The recent advancements in generative language models have demonstrated their ability to memorize knowledge from documents and recall knowledge to respond to user queries effectively. Building upon this capability, we propose to enable multimodal large language models (MLLMs) to memorize and recall images within their parameters. Given a user query for visual content, the MLLM is anticipated to "recall" the relevant image from its parameters as the response. Achieving this target presents notable challenges, including inbuilt visual memory and visual recall schemes within MLLMs. To address these challenges, we introduce a generative cross-modal retrieval framework, which assigns unique identifier strings to represent images and involves two training steps: learning to memorize and learning to retrieve. The first step focuses on training the MLLM to memorize the association between images and their respective identifiers. The latter step teaches the MLLM to generate the corresponding identifier of the target image, given the textual query input. By memorizing images in MLLMs, we introduce a new paradigm to cross-modal retrieval, distinct from previous discriminative approaches. The experiments demonstrate that the generative paradigm performs effectively and efficiently even with large-scale image candidate sets.

Figures (6)

• Figure 1: Real cases from GPT4 illustrate the necessity of visual outputs for LLMs.

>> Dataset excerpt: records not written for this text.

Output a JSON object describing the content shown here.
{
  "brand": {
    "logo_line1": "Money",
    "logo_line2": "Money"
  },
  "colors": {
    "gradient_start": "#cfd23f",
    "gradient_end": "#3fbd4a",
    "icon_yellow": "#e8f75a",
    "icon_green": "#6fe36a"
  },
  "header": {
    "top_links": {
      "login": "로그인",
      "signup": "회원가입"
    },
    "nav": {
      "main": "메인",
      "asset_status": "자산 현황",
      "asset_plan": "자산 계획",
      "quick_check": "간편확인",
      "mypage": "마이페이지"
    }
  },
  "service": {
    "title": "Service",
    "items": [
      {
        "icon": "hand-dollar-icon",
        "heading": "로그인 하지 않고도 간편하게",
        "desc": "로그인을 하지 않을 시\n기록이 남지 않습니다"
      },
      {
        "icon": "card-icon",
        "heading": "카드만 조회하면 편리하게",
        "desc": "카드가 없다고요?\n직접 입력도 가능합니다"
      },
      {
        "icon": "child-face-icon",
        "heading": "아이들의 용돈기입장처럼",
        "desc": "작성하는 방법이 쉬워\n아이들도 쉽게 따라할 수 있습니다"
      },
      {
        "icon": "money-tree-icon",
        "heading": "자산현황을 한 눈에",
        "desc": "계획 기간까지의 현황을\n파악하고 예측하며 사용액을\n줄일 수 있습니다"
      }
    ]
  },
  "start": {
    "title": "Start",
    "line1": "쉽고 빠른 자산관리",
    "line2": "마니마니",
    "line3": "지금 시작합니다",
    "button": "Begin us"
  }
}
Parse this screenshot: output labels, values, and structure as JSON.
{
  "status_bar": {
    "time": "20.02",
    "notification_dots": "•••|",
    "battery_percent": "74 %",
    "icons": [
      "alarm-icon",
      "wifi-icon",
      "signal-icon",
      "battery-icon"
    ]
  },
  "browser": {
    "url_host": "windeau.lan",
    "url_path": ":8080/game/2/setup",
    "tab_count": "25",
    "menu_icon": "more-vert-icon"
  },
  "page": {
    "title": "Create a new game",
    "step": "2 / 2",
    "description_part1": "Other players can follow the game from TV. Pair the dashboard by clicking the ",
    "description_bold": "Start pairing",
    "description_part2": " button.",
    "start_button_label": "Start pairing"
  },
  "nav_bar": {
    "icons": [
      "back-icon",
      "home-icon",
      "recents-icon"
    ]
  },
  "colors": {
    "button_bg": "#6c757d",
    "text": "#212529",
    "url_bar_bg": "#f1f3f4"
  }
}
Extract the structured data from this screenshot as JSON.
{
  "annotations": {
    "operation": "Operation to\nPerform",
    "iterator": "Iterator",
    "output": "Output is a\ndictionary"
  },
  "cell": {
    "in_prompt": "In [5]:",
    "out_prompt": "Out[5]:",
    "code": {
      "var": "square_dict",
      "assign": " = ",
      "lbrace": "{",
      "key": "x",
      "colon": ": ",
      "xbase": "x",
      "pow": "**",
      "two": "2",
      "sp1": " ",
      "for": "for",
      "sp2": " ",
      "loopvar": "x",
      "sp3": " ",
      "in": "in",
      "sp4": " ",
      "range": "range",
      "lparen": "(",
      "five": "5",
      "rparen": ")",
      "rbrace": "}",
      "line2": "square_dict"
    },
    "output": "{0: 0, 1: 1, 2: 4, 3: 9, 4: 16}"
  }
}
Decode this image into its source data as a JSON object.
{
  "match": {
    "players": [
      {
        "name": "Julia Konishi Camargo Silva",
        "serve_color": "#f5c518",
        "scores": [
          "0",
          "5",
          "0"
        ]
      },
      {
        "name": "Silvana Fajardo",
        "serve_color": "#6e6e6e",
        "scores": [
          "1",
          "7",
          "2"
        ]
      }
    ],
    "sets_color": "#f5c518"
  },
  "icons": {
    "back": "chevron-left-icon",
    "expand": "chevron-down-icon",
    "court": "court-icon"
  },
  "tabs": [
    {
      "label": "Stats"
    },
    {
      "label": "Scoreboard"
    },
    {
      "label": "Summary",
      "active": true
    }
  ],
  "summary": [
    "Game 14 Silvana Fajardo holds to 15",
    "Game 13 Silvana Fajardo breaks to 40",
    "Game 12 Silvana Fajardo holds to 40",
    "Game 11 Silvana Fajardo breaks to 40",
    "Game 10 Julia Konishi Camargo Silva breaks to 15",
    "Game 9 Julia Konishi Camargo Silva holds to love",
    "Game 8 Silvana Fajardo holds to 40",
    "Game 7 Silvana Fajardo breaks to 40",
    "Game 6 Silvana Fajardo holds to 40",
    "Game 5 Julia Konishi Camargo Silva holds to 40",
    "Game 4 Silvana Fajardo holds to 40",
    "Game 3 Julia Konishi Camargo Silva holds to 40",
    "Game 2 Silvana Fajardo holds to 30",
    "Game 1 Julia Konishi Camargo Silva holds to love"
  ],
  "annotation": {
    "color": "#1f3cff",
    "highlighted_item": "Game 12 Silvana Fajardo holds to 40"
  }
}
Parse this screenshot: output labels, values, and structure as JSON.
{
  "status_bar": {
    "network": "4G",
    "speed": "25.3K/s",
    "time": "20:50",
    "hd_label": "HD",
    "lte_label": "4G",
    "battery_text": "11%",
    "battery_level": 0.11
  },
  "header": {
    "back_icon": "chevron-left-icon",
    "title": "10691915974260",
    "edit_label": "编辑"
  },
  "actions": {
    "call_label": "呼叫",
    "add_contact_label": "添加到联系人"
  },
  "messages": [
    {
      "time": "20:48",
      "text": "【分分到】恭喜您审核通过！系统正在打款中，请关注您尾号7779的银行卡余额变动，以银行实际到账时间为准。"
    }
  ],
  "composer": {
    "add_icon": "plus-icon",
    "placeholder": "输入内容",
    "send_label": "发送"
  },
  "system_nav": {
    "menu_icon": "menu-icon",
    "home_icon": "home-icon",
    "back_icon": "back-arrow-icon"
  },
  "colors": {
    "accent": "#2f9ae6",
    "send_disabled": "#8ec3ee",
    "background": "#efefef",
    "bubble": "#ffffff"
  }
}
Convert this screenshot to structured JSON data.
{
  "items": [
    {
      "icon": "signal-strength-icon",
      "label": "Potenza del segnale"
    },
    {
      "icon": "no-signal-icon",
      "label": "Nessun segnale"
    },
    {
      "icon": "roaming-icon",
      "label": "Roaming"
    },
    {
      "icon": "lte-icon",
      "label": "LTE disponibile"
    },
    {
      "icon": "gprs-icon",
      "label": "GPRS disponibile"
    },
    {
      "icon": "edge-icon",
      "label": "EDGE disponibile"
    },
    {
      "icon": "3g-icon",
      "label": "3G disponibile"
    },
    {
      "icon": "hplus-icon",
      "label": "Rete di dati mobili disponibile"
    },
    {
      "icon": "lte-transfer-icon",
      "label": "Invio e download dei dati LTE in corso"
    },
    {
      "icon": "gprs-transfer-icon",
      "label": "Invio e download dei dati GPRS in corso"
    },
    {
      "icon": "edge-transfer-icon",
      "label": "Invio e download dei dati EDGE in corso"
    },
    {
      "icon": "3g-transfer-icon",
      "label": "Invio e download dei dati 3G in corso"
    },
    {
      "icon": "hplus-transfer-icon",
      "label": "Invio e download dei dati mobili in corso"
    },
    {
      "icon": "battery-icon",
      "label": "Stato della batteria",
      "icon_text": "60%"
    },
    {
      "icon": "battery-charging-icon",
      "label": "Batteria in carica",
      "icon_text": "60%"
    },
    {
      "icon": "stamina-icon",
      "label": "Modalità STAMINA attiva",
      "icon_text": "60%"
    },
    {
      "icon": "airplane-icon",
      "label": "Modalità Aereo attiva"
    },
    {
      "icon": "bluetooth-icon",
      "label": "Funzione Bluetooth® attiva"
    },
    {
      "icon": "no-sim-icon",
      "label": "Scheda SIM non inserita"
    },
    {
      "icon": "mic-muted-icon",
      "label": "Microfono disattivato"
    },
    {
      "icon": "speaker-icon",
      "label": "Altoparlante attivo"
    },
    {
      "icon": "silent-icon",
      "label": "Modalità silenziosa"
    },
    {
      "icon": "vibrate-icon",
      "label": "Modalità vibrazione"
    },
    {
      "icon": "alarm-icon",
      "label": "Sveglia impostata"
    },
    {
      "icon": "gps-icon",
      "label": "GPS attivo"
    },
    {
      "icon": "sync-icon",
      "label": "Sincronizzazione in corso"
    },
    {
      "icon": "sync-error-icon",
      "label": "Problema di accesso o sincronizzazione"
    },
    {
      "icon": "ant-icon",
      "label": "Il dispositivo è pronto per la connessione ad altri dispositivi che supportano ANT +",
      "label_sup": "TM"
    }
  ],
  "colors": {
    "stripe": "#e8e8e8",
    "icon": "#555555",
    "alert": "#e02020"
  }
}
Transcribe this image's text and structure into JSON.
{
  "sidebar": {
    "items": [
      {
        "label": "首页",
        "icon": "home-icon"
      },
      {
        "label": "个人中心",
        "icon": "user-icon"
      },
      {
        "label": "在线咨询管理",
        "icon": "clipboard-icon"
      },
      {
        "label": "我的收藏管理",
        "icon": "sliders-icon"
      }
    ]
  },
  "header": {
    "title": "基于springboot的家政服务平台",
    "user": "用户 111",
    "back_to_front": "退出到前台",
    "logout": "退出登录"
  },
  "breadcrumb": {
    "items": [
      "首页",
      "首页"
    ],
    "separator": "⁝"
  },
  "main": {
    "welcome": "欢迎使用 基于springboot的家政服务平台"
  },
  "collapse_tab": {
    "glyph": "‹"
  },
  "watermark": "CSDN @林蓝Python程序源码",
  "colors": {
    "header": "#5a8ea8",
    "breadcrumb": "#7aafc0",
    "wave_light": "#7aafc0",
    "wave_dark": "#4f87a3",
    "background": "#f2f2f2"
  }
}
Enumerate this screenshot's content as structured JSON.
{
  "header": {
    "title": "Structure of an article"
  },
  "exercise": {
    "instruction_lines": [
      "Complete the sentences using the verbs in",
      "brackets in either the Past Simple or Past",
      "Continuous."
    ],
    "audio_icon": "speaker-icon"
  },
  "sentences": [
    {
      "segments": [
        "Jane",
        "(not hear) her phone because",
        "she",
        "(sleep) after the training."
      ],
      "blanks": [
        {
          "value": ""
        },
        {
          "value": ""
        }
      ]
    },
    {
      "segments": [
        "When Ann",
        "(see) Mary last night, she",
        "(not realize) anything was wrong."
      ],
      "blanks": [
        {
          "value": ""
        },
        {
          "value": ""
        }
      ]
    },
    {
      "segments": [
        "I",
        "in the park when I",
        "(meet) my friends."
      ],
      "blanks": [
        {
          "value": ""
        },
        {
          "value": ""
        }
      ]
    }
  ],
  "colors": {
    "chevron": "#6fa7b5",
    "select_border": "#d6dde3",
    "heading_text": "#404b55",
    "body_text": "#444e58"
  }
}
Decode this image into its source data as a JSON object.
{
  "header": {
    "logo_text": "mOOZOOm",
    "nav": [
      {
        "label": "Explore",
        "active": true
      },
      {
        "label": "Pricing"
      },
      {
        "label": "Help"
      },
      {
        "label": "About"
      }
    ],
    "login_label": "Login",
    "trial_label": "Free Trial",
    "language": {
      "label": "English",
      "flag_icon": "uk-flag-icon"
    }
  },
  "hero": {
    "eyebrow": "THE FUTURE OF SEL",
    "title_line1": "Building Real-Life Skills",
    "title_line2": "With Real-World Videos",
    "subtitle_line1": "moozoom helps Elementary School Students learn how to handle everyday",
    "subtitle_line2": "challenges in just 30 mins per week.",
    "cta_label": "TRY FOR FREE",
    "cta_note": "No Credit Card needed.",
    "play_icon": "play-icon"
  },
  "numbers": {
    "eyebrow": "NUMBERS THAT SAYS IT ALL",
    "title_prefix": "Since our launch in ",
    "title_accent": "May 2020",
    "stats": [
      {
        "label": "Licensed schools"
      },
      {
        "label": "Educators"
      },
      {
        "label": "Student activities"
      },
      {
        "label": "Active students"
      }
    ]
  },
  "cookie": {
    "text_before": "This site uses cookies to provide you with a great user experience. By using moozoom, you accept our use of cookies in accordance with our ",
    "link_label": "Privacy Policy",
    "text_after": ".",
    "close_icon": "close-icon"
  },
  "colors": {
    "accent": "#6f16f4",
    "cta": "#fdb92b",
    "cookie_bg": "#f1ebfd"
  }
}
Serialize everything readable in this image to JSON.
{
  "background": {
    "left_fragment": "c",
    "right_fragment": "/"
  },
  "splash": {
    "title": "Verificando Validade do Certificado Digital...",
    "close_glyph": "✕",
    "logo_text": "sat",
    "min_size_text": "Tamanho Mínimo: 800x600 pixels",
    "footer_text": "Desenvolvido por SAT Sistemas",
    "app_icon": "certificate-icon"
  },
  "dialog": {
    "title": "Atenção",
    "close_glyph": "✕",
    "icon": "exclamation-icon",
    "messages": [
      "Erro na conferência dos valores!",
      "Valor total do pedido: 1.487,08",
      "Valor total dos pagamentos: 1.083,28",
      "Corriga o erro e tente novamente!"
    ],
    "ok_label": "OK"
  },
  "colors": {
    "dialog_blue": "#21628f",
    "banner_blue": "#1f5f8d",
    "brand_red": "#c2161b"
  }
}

• Figure 2: Illustration of our proposed generative cross-modal framework, GRACE, which involves two training steps. (a) Learning to memorize: GRACE trains an MLLM model to memorize images into its parameters. (b) Learning to retrieve: GRACE trains the model to generate the target image's identifiers given queries. (c) Inference: The MLLM directly generates identifiers as the retrieval results.
• Figure 3: (a) depicts an image accompanied by various identifier types. (b) shows the formation of structured identifiers, where each image's identifier is represented as its unique path within a cluster tree.
• Figure 4: The efficiency of CLIP and GRACE varies with image size, measured in terms of queries processed per second. As the image size increases, GRACE demonstrates superior efficiency.
• Figure 5: Cases of interaction with memorized images for an MLLM include retrieving the memorized images, describing them, and answering questions about them, based on specific instructions. It is noted that the MLLM model responds to user instructions without any image input, relying solely on memorized visual information.